I’ve always hated those lists. You cannot crown anything “best” when the volume of output is this insane. And this year the firehose was worse than ever.
Rough scale of what dropped in 2025:
• 4 million books
• 3 million music albums
• 1.3 million apps
• 20,000 Steam games
• 12,000 movies
AI slop is part of the spike, but most of this comes from humans taking advantage of a world with fewer gatekeepers and less friction. In the 80s, releasing an album meant studio fees and paying for vinyl or CD runs. Today you record in your bedroom and push it to Spotify.
That’s the point. No one has read every book, heard every album, played every game, or seen every movie. The dataset is too large for any person, critic, or newsroom.
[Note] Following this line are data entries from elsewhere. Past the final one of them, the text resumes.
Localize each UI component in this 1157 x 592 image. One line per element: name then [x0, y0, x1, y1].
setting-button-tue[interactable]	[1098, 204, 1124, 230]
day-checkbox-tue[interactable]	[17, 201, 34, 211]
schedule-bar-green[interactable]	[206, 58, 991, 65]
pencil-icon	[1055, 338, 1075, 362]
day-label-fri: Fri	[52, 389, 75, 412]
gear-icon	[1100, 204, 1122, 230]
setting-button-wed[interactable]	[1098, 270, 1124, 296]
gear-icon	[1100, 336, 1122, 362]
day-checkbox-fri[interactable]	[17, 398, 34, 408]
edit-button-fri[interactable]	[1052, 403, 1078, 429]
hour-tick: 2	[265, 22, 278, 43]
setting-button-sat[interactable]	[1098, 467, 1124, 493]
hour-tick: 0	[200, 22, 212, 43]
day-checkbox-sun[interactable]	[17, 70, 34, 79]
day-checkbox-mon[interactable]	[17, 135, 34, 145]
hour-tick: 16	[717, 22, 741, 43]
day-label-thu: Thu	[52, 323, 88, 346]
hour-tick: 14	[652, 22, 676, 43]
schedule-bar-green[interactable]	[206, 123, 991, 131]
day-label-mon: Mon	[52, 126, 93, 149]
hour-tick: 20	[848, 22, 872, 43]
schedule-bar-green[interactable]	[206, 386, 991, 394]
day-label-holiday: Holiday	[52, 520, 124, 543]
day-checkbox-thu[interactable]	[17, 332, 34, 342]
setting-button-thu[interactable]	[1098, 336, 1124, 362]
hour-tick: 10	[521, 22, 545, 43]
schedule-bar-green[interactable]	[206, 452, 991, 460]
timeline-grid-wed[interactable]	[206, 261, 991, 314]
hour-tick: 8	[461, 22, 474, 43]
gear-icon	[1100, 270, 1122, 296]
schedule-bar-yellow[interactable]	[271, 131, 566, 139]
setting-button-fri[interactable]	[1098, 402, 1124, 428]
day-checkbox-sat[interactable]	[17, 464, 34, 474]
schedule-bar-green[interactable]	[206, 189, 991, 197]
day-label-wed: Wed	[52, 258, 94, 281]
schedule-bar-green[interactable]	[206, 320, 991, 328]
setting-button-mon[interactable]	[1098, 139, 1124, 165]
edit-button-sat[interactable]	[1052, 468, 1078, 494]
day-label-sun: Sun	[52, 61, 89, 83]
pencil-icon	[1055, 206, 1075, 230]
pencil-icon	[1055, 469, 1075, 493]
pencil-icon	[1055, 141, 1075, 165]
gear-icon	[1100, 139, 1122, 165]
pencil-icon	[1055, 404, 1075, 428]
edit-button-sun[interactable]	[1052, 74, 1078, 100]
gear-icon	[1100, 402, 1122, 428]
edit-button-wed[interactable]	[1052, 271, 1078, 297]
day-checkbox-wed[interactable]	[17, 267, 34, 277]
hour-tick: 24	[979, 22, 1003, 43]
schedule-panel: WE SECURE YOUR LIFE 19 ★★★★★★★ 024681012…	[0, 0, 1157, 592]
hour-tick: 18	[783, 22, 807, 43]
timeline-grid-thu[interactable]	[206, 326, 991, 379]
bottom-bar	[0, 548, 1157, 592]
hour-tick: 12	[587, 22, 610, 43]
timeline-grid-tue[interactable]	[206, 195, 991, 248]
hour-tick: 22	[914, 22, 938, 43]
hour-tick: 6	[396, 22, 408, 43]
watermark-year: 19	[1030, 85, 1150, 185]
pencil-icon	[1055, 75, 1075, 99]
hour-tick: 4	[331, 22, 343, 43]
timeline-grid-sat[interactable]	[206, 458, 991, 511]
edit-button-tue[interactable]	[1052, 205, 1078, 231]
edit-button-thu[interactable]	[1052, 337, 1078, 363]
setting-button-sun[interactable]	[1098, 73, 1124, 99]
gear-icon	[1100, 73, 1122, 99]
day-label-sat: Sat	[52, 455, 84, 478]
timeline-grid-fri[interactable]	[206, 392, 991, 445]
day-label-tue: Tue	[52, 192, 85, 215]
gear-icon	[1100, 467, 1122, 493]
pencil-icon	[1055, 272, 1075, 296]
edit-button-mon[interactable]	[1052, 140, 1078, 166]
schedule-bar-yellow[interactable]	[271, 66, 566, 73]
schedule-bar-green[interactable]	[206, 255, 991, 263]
So why is legacy media still pumping out “Best of” lists? To preserve the fiction that they’re still the gatekeepers. It works only for people who still believe in their taste. The illusion weakens every year.
And I say this as someone who tracks gaming obsessively. I follow this industry closer than most people follow their own blood pressure. Even then, I’d never pretend to know the single best game of 2025. There’s always something excellent I missed.
People should stop hunting for “the best” and let themselves be surprised. Tastemakers can point you to a few things. But finding something on your own and realizing it’s your new favourite? That hits harder than any list ever will.